In a statement adopted following the 70th Session of the UN Commission on the Status of Women (CSW70) in New York, which was attended by a 20-member delegation headed by PACE President Petra Bayr, the committee welcomed the fact that PACE has this year achieved equal representation of women and men in its membership “as a result of robust and binding efforts”, and said it could act as an important role model for other parliamentary bodies.

Statistics on the composition of the Assembly compiled at its January session – both Representatives and Substitutes – show it is now made up of 49.16 per cent women and 50.84 per cent men. The increase in the number of women members follows a series of rule-changes introduced by the Assembly since 2021, when women made up only 37 per cent of members.

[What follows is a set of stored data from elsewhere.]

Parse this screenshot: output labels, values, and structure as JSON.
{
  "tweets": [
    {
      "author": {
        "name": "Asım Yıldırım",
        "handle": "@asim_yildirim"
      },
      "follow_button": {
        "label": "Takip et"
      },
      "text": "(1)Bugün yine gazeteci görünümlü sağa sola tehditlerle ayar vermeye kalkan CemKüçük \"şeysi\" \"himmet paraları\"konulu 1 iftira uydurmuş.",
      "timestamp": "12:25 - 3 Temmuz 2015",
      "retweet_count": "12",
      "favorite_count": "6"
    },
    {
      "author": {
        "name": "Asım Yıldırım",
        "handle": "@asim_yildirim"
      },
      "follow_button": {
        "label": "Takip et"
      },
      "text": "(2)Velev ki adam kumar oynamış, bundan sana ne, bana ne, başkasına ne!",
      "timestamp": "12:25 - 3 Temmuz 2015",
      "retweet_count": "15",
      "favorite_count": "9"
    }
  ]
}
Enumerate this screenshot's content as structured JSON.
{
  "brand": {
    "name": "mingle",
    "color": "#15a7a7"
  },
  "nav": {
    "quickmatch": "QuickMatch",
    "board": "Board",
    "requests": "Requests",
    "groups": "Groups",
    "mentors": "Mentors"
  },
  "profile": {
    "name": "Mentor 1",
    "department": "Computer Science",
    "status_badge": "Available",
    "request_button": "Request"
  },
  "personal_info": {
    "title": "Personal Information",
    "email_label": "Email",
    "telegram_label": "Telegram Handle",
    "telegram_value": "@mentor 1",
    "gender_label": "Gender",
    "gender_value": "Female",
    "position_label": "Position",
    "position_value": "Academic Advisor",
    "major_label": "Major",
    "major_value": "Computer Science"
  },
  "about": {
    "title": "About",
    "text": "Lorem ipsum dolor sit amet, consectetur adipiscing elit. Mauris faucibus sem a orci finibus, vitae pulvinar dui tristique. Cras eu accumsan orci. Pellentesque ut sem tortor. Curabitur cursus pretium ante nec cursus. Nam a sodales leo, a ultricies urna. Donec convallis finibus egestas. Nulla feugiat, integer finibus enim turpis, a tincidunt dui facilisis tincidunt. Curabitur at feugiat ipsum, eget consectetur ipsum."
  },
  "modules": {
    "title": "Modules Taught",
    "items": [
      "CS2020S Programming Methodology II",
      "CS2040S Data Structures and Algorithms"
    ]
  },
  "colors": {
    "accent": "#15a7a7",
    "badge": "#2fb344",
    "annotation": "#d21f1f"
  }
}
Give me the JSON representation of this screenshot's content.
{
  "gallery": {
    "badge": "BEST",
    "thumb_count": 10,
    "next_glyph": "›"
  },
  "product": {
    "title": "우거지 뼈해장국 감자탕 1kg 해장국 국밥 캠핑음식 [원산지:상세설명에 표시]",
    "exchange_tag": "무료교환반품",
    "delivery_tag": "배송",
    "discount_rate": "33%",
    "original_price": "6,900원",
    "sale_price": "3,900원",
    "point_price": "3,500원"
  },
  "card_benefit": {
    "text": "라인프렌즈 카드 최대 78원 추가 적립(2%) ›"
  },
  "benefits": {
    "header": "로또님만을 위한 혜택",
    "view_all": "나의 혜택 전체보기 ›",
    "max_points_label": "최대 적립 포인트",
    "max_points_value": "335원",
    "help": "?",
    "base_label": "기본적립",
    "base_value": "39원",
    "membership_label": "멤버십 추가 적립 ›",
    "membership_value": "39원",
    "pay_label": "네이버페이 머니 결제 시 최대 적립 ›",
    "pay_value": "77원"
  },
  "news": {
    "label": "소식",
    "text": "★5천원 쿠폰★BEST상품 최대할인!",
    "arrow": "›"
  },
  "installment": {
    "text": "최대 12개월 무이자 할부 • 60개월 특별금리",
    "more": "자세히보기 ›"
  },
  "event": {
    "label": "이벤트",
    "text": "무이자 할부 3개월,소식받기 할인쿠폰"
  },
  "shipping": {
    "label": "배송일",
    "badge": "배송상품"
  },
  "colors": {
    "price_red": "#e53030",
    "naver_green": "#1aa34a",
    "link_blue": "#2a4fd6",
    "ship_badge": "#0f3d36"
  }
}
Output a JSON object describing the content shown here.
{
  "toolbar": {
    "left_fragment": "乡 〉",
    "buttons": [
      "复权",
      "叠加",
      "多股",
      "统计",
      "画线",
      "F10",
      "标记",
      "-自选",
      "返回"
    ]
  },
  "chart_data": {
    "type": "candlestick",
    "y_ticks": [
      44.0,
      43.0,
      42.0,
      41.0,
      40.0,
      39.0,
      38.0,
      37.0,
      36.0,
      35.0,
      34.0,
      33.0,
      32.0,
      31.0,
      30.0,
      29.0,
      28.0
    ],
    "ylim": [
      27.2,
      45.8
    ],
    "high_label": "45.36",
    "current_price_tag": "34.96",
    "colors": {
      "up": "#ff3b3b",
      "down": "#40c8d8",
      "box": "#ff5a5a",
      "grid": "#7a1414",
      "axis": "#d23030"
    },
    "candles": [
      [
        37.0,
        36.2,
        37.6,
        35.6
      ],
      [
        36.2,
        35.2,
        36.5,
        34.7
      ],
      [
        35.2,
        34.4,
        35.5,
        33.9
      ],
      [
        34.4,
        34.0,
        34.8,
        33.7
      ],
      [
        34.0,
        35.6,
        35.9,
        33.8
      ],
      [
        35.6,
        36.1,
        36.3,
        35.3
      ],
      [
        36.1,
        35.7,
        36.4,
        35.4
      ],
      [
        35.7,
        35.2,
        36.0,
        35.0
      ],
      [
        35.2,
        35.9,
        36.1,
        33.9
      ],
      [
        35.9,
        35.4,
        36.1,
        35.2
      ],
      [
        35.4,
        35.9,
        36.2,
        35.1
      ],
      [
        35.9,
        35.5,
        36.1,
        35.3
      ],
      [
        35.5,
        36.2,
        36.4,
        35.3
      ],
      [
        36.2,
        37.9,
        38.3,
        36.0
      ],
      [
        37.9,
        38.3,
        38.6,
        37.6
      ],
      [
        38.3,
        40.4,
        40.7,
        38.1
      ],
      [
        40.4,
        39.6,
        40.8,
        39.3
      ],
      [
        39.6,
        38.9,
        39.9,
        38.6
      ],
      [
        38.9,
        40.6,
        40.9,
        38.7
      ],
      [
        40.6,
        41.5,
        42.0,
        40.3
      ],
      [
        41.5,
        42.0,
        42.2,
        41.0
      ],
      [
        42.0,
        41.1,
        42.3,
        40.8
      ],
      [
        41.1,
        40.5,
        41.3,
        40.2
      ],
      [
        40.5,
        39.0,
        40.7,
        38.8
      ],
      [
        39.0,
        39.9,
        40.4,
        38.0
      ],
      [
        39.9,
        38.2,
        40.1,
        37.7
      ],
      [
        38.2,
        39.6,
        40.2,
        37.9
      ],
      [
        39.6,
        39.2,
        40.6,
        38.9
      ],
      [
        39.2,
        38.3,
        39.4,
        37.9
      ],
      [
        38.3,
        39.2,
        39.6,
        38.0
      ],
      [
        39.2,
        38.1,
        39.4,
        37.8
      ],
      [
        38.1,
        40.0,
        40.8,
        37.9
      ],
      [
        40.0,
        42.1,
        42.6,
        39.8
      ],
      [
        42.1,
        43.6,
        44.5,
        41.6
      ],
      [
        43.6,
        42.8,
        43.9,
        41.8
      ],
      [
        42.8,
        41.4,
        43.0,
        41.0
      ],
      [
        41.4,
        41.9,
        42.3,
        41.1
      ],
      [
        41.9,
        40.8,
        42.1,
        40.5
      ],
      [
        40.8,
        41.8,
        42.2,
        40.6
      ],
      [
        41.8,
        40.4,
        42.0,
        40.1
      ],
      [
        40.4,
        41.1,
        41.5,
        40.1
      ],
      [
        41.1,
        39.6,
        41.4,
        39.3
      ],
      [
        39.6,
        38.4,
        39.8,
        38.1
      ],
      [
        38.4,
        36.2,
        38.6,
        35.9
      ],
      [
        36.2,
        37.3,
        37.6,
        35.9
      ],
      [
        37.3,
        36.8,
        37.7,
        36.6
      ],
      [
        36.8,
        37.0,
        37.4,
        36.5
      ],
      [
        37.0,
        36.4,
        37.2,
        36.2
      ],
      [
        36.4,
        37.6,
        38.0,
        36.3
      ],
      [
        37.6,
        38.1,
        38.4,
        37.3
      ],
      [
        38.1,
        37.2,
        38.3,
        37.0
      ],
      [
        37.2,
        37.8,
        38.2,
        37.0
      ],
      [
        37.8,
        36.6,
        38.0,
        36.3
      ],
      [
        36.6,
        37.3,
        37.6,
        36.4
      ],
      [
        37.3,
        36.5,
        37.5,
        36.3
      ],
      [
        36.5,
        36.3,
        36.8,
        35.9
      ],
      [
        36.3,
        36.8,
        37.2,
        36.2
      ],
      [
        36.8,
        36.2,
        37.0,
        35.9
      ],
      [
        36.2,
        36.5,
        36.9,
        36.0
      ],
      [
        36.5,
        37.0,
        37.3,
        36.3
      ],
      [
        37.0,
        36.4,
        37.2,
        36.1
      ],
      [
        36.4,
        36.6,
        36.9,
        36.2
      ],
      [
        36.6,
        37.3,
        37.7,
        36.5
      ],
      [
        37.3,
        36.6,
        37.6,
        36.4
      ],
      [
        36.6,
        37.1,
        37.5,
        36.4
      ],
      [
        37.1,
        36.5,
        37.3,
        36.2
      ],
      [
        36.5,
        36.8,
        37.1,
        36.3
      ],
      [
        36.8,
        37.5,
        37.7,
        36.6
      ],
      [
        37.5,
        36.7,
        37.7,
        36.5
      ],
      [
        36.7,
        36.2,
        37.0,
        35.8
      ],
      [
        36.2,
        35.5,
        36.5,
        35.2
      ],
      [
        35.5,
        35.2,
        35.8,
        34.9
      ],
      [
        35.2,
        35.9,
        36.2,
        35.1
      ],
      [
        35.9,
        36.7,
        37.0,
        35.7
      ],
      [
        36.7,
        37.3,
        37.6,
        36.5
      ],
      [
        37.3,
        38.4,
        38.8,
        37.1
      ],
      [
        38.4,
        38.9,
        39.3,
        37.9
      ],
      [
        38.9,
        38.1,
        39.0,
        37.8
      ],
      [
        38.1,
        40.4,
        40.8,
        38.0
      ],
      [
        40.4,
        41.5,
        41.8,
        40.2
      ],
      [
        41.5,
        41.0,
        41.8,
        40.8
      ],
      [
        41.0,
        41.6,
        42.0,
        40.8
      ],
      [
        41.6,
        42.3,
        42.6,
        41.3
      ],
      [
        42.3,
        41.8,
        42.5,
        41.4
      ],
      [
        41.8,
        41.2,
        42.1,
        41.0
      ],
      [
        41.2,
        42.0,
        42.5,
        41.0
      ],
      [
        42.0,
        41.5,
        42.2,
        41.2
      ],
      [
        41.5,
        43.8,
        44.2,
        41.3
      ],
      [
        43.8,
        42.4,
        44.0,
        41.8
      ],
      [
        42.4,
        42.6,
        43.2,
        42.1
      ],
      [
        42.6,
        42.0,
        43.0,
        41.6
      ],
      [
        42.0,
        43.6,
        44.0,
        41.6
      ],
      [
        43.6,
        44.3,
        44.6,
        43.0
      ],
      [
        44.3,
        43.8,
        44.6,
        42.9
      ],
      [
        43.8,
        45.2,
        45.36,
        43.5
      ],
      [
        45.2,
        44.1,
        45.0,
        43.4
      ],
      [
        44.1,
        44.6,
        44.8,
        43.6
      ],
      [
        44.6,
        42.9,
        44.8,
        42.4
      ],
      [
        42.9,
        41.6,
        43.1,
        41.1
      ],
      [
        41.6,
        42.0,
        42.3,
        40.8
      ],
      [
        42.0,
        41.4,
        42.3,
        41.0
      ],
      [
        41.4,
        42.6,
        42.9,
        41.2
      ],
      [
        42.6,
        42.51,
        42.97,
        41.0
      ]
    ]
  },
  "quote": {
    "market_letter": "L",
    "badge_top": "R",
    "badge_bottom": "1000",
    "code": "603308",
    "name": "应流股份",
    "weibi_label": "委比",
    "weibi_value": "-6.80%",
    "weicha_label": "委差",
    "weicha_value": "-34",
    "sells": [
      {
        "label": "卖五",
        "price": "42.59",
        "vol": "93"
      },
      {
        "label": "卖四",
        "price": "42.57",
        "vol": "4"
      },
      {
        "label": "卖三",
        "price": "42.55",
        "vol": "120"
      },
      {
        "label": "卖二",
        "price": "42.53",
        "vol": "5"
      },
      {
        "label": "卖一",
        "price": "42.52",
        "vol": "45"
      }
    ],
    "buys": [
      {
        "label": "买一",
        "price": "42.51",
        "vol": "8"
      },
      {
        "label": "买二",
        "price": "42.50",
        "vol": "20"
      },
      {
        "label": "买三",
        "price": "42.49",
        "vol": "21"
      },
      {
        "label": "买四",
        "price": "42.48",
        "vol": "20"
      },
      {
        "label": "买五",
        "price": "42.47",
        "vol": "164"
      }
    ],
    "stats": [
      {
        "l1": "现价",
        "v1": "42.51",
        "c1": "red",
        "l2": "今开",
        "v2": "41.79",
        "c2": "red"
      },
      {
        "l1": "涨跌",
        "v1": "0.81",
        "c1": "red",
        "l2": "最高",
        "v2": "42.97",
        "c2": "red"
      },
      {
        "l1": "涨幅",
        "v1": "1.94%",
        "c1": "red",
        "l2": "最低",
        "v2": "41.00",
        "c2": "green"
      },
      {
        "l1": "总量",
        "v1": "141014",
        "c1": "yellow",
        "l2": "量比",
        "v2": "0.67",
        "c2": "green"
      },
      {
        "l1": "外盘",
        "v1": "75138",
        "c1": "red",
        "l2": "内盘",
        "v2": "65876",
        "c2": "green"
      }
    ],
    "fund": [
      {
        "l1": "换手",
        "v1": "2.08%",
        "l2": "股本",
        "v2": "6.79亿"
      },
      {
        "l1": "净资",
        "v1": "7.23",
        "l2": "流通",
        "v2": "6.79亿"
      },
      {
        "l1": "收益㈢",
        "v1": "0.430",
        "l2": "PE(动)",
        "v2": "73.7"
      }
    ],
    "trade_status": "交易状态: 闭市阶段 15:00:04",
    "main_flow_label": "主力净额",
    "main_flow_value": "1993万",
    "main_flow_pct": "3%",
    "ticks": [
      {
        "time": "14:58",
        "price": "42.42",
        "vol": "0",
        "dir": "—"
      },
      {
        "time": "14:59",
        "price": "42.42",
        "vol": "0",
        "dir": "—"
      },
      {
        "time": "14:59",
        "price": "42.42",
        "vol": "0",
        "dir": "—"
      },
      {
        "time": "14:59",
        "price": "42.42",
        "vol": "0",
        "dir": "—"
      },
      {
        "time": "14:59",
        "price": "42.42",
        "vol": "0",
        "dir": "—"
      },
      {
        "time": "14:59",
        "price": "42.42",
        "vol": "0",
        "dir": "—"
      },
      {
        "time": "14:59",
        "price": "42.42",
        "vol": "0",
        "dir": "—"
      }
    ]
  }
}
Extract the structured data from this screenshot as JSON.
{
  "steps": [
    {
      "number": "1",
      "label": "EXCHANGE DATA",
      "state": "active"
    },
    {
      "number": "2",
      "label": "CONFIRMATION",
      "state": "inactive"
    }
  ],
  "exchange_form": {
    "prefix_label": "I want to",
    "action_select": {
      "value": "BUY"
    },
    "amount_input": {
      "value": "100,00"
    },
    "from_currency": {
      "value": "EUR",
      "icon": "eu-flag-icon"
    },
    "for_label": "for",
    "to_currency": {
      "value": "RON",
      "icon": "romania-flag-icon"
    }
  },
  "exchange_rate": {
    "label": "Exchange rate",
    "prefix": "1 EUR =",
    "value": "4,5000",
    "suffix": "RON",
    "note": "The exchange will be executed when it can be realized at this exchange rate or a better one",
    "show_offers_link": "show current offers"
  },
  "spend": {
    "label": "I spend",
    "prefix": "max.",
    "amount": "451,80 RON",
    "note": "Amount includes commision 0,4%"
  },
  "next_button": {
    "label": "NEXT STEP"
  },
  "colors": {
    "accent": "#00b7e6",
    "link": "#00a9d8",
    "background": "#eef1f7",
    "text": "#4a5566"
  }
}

The committee encouraged other national and international parliamentary bodies to draw on PACE's experience and called for the development of dedicated tools and resources to support them in taking similarly decisive steps, including the sharing of best practices, targeted guidance and awareness-raising, with a view to making gender parity in parliamentary representation a reality across the Council of Europe and beyond.

At a time when women's rights are under pressure across the globe, PACE's achievement sends a powerful signal that progress is possible and that it requires determination, clear rules and collective commitment.

The committee warned that the backlash against women's rights is no longer a marginal phenomenon but the result of “intentional, organised, political and well-funded attacks”. Responding to it demands a strategic, cross-institutional response that places gender equality at the heart of democratic governance, backed by evidence-based research, convincing counter-narratives and adequate funding.

The parliamentarians underlined that no single institution can face this challenge alone, and called for strengthened co-operation between parliaments, international organisations and civil society to build the broad coalitions that effective and lasting change requires.

The committee also called on all Council of Europe member states to honour their commitments under the Istanbul Convention, and called for urgent investment in education and awareness-raising to engage men and boys as partners in building a culture of equality and respect. Finally, it expressed the hope that the next Secretary General of the UN would be a woman, for the first time in the organisation’s 80-year history.